Глава 15 Ханжество и полусвет

We use cookies. Read the Privacy and Cookie Policy

Революция 1848 года произвела чистую зачистку старых грешников. В Вене Меттениху и начальнику полиции Седльницкому пришлось спешно бежать перед народным гневом. Хорошенькие дамы, бывшие прежде их помощницами, были так запуганы, что некоторые из них не могли придумать ничего лучше, как переодеться в мужскую одежду и добровольно пойти служить в Гражданскую гвардию. В Мюнхене Людвиг I заплатил за свою любовь к «испанской» танцовщице Лоле Монтес (на самом деле она была шотландкой) своим троном. Лола Монтес превратилась в суфражистку.

В течение некоторого времени ветер пуританства дул по всей Европе. Однако оно пришло не с баррикад, а из страны, которая была избавлена от революции, — из Англии. В 1837 году восемнадцатилетняя принцесса Виктория взошла на британский трон. Многие хорошие патриоты были обеспокоены. Что же будет дальше? Неужели в Британии снова появится Королева-девственница, которая станет играть с мужчинами и не дает стране наследника престола? Или такой, как королева Анна, которая ошиблась в противоположном направлении? Пример женщин, которые в то время должны были быть на троне других стран, не обнадеживает. Мари-Луиза, герцогиня Пармская, хотя и была дочерью австрийского императора и некогда женой Наполеона, дважды заключала морганатические союзы со своими придворными камергерами, не говоря уже о связи с французским литератором Жюлем Леконтом, которому пришлось срочно покинуть Францию, потому что он заплатил куртизанке ничего не стоящим чеком. Мария Кристина, королева-регентша Испании, пошла ещё дальше: она вышла замуж за солдата своей телохранительницы и сделала его герцогом Рианзаресским.

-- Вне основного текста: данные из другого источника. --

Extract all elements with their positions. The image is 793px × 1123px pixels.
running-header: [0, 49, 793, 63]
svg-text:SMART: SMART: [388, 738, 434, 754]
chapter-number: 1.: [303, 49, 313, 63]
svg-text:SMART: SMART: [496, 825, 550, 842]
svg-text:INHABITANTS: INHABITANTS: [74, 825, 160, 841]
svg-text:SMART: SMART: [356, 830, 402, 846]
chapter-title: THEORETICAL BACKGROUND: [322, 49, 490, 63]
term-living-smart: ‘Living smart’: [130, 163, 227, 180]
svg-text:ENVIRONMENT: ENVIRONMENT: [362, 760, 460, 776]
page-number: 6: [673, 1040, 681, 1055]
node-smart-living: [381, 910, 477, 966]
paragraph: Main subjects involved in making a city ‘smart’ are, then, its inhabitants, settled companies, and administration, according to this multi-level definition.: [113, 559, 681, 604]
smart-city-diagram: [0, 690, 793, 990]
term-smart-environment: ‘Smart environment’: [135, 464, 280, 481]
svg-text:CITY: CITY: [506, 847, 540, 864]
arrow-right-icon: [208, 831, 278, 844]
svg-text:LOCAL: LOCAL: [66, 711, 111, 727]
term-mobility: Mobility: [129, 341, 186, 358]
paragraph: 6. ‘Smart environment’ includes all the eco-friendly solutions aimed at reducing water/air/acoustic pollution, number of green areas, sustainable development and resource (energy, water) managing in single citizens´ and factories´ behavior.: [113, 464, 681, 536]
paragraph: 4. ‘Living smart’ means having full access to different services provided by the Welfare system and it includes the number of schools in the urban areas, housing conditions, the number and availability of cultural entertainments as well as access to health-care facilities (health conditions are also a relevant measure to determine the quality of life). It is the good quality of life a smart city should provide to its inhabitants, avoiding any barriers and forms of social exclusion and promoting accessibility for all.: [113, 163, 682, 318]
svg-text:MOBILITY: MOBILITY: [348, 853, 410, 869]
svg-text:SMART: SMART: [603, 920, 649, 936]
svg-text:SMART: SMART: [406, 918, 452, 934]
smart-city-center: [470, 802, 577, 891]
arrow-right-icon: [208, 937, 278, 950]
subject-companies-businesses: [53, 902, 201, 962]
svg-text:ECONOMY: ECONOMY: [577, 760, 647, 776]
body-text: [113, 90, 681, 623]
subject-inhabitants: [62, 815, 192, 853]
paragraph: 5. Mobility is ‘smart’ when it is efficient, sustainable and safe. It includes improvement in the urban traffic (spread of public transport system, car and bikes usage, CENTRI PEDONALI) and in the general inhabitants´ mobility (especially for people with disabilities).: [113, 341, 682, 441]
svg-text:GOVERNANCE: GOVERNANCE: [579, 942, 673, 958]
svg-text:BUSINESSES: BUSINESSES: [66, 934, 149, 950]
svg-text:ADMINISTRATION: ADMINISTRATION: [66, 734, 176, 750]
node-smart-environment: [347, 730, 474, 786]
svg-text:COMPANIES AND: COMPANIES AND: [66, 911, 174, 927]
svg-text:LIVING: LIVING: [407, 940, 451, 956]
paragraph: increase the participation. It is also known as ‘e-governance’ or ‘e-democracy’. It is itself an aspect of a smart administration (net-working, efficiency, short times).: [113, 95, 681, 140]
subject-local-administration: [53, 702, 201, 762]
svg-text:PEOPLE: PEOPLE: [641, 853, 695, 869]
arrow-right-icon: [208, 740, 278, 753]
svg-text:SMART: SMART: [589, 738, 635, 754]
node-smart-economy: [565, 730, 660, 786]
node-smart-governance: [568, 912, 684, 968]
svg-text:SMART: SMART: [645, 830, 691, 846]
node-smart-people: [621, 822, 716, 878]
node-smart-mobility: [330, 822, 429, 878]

Однако эти опасения вскоре рассеялись. Такие эксцессы в Британии не произошли. Молодая королева Виктория оказалась образцом добродетели, трудолюбия и мудрости. В двадцать лет она послала за своим кузеном Альбертом, Кобургским принцем того же возраста, что и она сама, призналась ему в любви и официально попросила его руки, как того требует прерогатива королевы. Это был образцовый брак. Виктория подарила своему мужу девятерых детей в быстрой последовательности. Когда принц-консорт умер, едва достигнув сорока лет, она надела вдовий траур, чтобы никогда больше не снимать его.

Эта преданность, более сильная, чем смерть, сама по себе творила чудеса. Еще в 1825 году король Англии развелся со своей женой методами, которые повсеместно считались скандальными. При Виктории развод не мог быть упомянут в суде. Разведенные мужья и жены не допускались в Букингемский дворец. Даже иностранные державы должны были подчиняться этому правилу: без дипломата, который был аккредитован при Сент-Джеймсском дворе. Этот неписаный закон в целом действует и по сей день.

Англия — не страна резких потрясений. Нравственная трансформация Викторианской эпохи происходила медленно, незаметно, без обращения к драконовским законам. Секс не был насильно воткнут в смирительную рубашку, а аккуратно положен в гипс, как жертва несчастного случая, которую нельзя шевелить. Лишь изредка приводился в движение механизм закона, который вел людей по пути добродетели. Пример суда, практика обращения с пороком как с «неприличным», социальный бойкот аутсайдеров были более сильным оружием. Если бы все знали, что «шокирует», что оскорбляет чувство приличия его собратьев, он бы как-то продолжал быть добродетельным сам. Моральное соответствие не нуждается в приказах свыше; оно покоится на признании.

Никто, даже в викторианской Англии, не просил людей умерщвлять свою плоть и жить как монахи. У них было достаточно возможностей проявить свою жизненную силу. Арена политики была открыта для них, никто не вмешивался в их деловые операции, они могли тратить свои деньги так глупо, как им хотелось. Полмира было английским, английские путешественники были высоко оценены повсюду, и, если кто-то хотел немного развлечься, Париж был через пролив. Все это было рассчитано на то, чтобы утешить разумного человека, вынужденного мириться с некоторыми ограничениями дома. Даже там никто не спросил, что происходит в четырех стенах. Некоторые вещи не должны были обсуждаться; это было действительно всё, о чём спрашивали.